No tiene el blog vocación amarillenta, pero hubo momentos muy jugosos durante la noche. Verbigracia: el solomillo a la brasa, poco hecho, que sirvieron y que todavía me hace salivar. También me hizo gracia poder hablar con Navarro, Rudy, Felipe Reyes, Jiménez -"una buena despedida"- y hasta con Pau Gasol, alias "llego dos horas tarde a la cena". Hubo muchas risas, fiesta, alcohol -para ellos- y un aparte interesante, escondido y con el que topé por accidente. Me gané una mirada de reprimenda.
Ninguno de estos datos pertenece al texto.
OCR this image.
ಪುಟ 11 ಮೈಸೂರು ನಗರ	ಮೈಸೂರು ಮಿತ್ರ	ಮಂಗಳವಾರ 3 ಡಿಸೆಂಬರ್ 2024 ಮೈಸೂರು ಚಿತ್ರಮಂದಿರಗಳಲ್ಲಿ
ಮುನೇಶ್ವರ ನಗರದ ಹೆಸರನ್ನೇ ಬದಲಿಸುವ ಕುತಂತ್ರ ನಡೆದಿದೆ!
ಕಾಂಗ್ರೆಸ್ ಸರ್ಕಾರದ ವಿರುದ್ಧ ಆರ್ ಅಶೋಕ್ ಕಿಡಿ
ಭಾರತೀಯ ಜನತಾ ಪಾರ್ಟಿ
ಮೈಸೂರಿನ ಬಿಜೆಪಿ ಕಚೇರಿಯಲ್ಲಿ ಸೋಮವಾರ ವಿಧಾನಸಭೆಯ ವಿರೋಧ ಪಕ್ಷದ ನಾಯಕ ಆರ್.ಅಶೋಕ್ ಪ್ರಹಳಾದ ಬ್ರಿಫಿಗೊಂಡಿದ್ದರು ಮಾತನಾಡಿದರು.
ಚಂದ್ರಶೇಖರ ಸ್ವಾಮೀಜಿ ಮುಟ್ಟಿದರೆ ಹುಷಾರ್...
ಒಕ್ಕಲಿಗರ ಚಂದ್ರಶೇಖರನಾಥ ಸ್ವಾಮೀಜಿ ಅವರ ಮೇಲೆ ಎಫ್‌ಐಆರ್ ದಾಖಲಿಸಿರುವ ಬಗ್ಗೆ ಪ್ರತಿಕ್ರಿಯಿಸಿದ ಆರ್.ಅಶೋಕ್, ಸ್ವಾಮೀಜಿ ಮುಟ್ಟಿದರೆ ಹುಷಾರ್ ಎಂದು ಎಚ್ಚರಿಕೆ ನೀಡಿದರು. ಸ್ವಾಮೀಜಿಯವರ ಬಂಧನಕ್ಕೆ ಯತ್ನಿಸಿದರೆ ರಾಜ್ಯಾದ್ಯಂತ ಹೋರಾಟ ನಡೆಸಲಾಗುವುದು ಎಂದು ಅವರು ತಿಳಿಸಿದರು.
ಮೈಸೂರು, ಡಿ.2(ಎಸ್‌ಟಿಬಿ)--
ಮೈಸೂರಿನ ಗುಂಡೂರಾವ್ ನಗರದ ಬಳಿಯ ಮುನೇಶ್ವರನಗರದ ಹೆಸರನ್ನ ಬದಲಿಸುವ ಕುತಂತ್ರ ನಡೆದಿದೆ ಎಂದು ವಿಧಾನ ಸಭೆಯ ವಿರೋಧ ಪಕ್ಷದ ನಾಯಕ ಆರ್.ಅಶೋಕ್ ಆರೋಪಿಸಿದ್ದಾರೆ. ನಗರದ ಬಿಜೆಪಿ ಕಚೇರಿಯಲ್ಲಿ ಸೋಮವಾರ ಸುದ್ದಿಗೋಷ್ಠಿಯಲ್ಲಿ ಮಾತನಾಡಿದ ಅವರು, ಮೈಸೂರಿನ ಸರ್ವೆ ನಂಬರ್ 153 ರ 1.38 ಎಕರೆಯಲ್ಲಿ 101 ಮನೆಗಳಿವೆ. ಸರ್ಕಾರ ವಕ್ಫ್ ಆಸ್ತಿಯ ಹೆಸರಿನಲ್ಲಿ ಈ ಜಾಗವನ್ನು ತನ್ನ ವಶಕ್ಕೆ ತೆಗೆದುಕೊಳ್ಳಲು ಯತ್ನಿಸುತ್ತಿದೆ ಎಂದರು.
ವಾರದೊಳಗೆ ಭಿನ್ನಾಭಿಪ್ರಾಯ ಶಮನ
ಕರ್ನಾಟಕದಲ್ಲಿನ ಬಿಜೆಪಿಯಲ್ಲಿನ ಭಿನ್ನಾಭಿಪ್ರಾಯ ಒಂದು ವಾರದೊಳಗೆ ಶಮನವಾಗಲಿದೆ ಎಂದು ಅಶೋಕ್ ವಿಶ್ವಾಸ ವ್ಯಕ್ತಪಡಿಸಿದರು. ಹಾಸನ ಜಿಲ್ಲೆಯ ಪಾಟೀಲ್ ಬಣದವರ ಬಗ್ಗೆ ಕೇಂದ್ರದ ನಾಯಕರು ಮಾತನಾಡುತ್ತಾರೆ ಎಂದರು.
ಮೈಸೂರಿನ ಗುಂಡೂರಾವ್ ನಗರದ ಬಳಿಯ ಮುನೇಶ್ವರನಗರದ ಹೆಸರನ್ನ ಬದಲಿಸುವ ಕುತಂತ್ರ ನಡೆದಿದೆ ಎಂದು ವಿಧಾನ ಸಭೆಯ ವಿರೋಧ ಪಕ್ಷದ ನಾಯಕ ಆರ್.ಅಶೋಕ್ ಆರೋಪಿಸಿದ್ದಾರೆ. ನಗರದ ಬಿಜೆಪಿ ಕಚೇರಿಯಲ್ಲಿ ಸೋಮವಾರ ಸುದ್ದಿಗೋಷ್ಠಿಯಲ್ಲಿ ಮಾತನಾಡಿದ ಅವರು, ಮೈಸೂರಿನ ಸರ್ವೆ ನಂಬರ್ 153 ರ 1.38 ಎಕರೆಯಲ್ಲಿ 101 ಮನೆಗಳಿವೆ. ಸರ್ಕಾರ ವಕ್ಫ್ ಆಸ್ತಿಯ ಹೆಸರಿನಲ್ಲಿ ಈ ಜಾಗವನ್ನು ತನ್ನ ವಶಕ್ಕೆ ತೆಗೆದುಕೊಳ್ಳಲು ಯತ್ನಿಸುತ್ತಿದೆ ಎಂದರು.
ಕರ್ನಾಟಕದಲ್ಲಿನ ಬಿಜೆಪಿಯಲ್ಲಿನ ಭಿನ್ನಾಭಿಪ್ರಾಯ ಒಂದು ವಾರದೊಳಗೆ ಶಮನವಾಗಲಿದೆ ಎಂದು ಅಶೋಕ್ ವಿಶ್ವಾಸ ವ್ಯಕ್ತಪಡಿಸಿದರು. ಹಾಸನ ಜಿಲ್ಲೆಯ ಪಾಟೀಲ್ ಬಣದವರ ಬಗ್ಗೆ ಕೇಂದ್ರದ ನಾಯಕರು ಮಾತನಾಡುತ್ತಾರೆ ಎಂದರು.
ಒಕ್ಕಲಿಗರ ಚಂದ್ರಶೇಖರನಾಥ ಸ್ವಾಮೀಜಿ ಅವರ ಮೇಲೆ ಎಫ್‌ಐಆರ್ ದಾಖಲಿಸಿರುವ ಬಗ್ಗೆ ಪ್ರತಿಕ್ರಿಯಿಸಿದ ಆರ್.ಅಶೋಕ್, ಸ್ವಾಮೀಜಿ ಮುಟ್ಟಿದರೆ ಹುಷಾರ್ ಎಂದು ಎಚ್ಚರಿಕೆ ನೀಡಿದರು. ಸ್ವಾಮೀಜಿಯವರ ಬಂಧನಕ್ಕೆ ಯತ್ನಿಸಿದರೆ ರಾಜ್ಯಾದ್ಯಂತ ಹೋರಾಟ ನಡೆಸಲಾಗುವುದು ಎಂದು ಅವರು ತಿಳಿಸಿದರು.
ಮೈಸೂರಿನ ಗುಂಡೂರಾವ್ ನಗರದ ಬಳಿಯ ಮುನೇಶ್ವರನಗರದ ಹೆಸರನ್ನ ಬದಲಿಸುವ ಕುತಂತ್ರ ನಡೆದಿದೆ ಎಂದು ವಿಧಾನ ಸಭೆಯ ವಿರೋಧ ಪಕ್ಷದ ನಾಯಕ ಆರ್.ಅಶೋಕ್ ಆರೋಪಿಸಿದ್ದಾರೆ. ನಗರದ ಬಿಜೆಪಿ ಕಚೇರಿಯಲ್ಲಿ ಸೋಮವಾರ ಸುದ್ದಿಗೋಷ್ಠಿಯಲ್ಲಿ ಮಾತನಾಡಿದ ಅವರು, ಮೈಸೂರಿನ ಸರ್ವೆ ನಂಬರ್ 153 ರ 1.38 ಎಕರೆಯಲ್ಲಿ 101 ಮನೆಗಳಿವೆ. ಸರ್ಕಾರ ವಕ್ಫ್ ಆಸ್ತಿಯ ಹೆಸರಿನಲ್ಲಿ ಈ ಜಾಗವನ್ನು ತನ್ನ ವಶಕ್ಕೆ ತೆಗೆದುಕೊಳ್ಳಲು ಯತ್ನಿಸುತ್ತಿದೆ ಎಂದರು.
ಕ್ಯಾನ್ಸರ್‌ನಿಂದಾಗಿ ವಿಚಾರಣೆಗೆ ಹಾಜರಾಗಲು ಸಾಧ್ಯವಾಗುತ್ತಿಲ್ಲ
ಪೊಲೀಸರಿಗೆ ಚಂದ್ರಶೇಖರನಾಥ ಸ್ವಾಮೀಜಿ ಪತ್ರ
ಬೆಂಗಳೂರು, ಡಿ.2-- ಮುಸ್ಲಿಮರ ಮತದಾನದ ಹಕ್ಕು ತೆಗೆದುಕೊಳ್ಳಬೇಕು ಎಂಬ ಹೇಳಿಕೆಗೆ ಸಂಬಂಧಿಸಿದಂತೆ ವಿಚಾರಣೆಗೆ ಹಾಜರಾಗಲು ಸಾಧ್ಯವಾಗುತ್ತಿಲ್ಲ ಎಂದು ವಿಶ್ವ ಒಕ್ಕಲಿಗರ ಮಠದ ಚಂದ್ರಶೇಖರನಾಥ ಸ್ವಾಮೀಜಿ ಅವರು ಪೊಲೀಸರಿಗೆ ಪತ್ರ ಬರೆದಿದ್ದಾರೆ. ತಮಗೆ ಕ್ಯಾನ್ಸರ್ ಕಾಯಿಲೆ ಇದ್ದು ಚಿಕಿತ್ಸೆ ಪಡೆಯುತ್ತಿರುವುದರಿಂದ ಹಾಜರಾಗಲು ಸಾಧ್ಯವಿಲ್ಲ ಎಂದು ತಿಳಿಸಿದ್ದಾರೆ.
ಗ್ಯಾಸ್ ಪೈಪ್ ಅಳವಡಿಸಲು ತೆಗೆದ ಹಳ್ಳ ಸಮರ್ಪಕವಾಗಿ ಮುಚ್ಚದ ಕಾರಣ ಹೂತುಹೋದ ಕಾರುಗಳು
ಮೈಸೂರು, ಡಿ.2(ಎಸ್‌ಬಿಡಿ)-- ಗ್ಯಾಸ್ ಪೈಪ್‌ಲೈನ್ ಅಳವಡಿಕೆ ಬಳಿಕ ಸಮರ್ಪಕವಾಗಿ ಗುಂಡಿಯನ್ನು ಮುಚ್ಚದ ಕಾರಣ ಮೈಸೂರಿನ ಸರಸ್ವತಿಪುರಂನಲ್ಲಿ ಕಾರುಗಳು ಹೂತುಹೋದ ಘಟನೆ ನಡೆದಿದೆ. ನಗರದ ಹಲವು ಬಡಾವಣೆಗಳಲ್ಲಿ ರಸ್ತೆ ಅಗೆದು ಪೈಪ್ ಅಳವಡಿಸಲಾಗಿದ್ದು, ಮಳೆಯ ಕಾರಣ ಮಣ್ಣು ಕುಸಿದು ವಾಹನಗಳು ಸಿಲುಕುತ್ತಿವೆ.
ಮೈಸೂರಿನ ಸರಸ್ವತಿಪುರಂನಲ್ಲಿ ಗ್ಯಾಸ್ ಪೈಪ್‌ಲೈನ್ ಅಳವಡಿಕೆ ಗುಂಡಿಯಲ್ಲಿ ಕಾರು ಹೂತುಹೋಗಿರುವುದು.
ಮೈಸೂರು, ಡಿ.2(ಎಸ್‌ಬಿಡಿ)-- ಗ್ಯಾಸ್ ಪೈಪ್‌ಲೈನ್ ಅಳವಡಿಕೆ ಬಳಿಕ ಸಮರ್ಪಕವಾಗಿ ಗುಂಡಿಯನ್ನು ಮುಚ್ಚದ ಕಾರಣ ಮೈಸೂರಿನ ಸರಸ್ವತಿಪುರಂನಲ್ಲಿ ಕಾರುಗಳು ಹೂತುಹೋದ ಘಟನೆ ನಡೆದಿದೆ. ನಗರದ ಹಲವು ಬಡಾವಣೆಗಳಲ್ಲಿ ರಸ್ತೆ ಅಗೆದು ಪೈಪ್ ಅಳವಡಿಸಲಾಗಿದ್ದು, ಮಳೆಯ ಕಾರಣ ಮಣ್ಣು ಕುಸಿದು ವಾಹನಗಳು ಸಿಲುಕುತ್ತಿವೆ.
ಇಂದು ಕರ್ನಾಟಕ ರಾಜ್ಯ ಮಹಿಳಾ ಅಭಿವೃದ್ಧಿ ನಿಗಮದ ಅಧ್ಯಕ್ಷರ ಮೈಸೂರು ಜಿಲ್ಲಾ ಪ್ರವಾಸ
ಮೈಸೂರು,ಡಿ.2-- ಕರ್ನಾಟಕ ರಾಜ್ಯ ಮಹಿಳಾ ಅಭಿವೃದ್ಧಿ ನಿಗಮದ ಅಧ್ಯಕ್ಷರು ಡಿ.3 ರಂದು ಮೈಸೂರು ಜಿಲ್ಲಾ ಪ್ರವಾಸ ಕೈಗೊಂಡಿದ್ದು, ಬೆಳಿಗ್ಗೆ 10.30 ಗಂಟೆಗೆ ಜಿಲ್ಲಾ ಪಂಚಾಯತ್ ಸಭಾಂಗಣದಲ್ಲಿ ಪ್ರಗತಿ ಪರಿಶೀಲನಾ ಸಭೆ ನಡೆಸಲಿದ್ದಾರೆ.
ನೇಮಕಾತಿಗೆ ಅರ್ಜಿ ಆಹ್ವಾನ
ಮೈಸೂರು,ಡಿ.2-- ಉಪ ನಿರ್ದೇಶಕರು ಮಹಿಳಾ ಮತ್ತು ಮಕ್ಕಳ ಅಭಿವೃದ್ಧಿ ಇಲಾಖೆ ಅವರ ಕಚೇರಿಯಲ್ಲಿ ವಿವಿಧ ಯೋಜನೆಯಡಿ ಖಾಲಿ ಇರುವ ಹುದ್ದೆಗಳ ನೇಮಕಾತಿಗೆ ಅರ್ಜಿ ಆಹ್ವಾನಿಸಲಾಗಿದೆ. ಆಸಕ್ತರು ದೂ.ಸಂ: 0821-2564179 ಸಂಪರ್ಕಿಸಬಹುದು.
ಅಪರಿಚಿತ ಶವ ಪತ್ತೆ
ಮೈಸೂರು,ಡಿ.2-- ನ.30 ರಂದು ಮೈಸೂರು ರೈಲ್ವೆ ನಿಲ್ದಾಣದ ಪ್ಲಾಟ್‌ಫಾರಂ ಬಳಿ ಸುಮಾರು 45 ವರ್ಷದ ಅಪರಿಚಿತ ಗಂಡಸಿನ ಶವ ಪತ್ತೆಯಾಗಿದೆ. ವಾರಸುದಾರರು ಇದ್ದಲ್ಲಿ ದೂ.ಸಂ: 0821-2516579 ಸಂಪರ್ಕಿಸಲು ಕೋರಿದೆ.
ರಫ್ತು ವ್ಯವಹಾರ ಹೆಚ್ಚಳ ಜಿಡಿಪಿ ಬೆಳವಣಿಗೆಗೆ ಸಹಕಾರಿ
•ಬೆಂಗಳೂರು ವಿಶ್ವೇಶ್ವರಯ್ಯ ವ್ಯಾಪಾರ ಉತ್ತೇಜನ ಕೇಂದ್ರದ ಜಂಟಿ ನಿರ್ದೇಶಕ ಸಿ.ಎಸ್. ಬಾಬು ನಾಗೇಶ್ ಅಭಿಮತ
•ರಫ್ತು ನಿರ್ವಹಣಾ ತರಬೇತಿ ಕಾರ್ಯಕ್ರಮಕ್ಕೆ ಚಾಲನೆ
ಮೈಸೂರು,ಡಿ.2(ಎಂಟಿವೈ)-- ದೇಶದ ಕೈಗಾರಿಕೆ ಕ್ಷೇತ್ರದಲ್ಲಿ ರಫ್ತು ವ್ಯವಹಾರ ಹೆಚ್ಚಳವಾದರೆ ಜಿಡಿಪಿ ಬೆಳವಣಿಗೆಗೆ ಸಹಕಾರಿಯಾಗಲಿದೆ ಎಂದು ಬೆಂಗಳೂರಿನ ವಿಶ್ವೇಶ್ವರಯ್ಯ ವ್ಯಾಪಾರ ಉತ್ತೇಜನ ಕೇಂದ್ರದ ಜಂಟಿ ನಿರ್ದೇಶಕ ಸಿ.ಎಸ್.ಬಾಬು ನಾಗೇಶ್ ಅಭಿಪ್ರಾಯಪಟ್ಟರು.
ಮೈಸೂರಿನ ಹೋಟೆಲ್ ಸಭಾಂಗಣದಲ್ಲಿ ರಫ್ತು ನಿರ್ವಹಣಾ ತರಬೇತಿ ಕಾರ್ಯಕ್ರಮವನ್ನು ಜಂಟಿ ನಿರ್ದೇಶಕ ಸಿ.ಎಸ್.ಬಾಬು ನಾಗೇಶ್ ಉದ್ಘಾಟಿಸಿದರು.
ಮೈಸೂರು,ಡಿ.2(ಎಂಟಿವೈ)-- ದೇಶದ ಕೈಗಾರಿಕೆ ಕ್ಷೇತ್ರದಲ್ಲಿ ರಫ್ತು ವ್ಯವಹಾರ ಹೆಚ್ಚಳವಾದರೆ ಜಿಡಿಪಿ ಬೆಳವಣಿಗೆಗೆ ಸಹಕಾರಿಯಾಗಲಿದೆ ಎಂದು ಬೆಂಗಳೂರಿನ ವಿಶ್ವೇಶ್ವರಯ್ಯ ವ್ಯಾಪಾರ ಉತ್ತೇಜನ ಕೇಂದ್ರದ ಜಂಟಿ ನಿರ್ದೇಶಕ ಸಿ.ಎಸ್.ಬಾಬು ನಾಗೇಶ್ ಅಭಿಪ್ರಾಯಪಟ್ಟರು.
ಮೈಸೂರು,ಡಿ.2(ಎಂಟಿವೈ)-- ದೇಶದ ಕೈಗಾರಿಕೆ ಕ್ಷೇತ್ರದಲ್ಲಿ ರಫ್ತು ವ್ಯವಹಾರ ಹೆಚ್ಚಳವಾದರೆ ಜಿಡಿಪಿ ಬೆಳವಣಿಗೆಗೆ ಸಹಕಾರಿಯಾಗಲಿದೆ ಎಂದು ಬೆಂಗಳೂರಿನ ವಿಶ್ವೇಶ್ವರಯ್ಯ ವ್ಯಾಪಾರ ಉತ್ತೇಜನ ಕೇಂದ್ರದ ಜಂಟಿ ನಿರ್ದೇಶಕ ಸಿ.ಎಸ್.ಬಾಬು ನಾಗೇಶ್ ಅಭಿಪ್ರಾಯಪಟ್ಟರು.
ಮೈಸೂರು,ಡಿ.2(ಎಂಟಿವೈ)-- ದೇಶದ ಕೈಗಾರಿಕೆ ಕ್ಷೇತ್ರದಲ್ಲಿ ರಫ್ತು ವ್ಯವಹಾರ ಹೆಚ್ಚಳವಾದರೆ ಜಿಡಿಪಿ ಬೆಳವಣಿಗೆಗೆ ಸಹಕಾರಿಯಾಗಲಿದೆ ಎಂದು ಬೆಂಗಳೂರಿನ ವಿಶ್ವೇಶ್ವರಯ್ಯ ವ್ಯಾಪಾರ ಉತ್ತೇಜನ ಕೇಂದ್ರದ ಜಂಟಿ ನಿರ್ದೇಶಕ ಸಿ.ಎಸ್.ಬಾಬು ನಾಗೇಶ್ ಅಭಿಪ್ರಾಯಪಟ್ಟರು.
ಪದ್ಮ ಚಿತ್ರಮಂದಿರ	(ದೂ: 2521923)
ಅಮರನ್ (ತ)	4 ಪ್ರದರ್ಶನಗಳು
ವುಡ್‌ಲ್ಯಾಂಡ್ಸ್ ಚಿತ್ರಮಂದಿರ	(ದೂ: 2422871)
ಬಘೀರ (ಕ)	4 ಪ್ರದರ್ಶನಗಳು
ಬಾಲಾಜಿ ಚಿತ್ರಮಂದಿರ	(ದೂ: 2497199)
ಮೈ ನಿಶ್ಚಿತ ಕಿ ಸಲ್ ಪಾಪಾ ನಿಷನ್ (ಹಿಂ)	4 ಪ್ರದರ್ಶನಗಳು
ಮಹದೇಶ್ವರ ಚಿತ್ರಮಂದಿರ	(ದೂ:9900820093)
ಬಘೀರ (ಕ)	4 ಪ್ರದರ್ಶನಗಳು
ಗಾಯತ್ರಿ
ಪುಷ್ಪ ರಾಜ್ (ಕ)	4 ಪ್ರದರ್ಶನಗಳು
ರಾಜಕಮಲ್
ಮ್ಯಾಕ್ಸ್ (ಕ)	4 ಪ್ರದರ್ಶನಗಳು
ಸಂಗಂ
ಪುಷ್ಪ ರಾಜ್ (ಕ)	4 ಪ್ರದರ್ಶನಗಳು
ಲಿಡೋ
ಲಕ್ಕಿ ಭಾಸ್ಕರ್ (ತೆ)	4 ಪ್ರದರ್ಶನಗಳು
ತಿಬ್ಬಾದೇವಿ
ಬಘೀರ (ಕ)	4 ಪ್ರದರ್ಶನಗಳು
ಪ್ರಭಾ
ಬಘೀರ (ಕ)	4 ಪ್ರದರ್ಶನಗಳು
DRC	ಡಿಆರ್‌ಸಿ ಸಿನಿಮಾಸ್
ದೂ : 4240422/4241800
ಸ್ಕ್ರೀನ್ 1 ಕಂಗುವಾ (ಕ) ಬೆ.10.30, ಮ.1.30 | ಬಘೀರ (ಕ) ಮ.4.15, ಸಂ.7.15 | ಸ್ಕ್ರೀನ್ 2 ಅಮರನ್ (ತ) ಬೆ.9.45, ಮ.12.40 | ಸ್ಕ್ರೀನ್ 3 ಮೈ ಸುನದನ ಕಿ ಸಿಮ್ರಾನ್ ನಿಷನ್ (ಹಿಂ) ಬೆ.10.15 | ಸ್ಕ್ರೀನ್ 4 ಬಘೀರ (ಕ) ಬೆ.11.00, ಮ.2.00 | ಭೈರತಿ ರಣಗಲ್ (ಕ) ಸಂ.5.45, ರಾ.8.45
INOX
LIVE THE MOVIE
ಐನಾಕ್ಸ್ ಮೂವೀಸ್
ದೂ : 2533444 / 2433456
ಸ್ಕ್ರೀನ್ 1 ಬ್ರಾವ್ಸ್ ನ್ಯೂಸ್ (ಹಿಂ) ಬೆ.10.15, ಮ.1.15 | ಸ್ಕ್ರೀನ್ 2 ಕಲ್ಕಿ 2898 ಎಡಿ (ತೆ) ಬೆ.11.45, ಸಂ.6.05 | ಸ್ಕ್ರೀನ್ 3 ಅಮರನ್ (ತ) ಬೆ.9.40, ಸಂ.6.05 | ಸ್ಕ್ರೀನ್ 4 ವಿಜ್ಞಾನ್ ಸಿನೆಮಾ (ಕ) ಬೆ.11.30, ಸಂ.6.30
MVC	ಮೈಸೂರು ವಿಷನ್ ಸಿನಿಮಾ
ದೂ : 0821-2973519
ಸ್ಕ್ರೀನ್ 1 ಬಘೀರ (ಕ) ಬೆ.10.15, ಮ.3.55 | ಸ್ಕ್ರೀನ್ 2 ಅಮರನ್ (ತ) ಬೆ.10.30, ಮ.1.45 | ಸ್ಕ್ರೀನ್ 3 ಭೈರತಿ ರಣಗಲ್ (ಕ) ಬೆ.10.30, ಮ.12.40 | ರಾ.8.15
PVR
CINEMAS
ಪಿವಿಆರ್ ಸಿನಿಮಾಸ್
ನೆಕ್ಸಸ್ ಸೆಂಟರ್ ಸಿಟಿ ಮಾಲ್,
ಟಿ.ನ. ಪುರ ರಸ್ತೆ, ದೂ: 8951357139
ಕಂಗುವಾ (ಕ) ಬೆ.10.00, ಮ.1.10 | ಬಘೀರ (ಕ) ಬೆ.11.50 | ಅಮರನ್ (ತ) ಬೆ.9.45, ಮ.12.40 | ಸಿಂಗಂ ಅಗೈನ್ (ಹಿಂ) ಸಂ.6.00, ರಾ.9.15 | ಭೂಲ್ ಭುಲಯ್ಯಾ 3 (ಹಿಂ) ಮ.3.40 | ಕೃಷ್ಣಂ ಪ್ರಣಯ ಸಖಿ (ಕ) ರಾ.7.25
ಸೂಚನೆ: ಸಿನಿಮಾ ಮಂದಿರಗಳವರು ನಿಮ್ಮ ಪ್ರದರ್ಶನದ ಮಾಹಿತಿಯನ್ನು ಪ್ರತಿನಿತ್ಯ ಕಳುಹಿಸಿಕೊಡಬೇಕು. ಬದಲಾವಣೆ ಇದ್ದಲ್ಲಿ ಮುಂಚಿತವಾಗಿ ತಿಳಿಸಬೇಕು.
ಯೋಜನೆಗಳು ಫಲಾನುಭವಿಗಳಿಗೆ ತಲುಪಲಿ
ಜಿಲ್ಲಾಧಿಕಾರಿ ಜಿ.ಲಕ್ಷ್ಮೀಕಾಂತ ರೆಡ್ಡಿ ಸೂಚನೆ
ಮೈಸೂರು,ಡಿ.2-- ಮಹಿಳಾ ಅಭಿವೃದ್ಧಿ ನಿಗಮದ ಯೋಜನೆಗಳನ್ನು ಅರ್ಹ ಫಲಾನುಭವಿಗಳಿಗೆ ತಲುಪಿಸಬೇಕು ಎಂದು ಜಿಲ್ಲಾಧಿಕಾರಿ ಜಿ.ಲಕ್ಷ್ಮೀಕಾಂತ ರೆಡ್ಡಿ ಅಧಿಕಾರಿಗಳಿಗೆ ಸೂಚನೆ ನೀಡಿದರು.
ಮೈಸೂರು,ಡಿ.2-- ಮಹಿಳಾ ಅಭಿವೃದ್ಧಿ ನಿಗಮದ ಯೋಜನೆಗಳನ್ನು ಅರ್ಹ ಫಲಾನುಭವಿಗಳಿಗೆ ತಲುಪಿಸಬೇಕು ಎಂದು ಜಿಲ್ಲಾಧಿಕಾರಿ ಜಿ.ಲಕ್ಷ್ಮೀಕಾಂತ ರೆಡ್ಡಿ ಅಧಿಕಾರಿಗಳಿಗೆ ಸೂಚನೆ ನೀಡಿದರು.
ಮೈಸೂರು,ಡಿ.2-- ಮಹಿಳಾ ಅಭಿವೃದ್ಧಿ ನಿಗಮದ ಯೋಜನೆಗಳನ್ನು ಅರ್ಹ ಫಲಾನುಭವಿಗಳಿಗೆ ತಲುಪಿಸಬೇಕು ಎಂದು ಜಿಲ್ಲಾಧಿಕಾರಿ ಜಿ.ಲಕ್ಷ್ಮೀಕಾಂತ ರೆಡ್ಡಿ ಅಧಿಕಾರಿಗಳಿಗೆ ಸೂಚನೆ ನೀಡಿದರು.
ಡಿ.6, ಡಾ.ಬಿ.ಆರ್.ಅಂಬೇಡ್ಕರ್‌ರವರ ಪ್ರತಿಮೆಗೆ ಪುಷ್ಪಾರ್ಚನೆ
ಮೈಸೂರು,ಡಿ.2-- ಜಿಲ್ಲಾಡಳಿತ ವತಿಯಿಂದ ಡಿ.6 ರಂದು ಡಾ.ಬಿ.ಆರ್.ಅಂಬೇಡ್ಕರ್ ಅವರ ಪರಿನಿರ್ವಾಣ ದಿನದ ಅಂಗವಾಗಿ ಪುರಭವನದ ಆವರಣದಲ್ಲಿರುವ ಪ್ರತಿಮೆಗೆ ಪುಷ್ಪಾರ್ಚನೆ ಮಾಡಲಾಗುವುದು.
Encontré a un maestro, Aíto, explicando la lección a sus alumnos de septiembre, Carlos Jiménez y Berni Rodríguez. No se debe vivir mal en Málaga.
A todo eso, también había por allí un niño, 17 años de flequillo tapándole los ojos, incrédula madurez, brazos largos, aire desgarbado, sonrisa sardónica. "A veure la medalla", le pedía una niña sospechosamente parecida a la mamá del artista. La mujer, encantadora por cierto, se confesó con el becario. "Hace un año lo veíamos juntos por la tele en el sofá, y mírale ahora". Ahora el nene se pasea por la pista, mientras mamá hace lo propio por Pekín.
La ocasión lleva a recuperar, otra vez, a David Trueba. "Sabes que ha dejado de ser joven cuando su jugador favorito es más joven que tú". Ricky, chico, ¿qué necesidad había de ser de 1990?

PD: Estoy cansado y bastante quemado de un mes de trabajo intenso y horario demencial. Así que me voy de vacaciones, que ya tocaba. Destino: Malasia, primero Kuala Lumpur, luego las playas desiertas de Kota Bahru, para acabar paseando por Hong Kong. Me llevo al Conde de Montecristo, a Los Miserables y un bañador. Sospecho que el teléfono móvil no dará señal.

PD2: No hay fotos del momento, por ética profesional. Tampoco habrá fotos de Malasia, por descuido personal. Moraleja: nunca te olvides tu bolsa en un McDonalds de Pekín, que los chinos son muy vivos.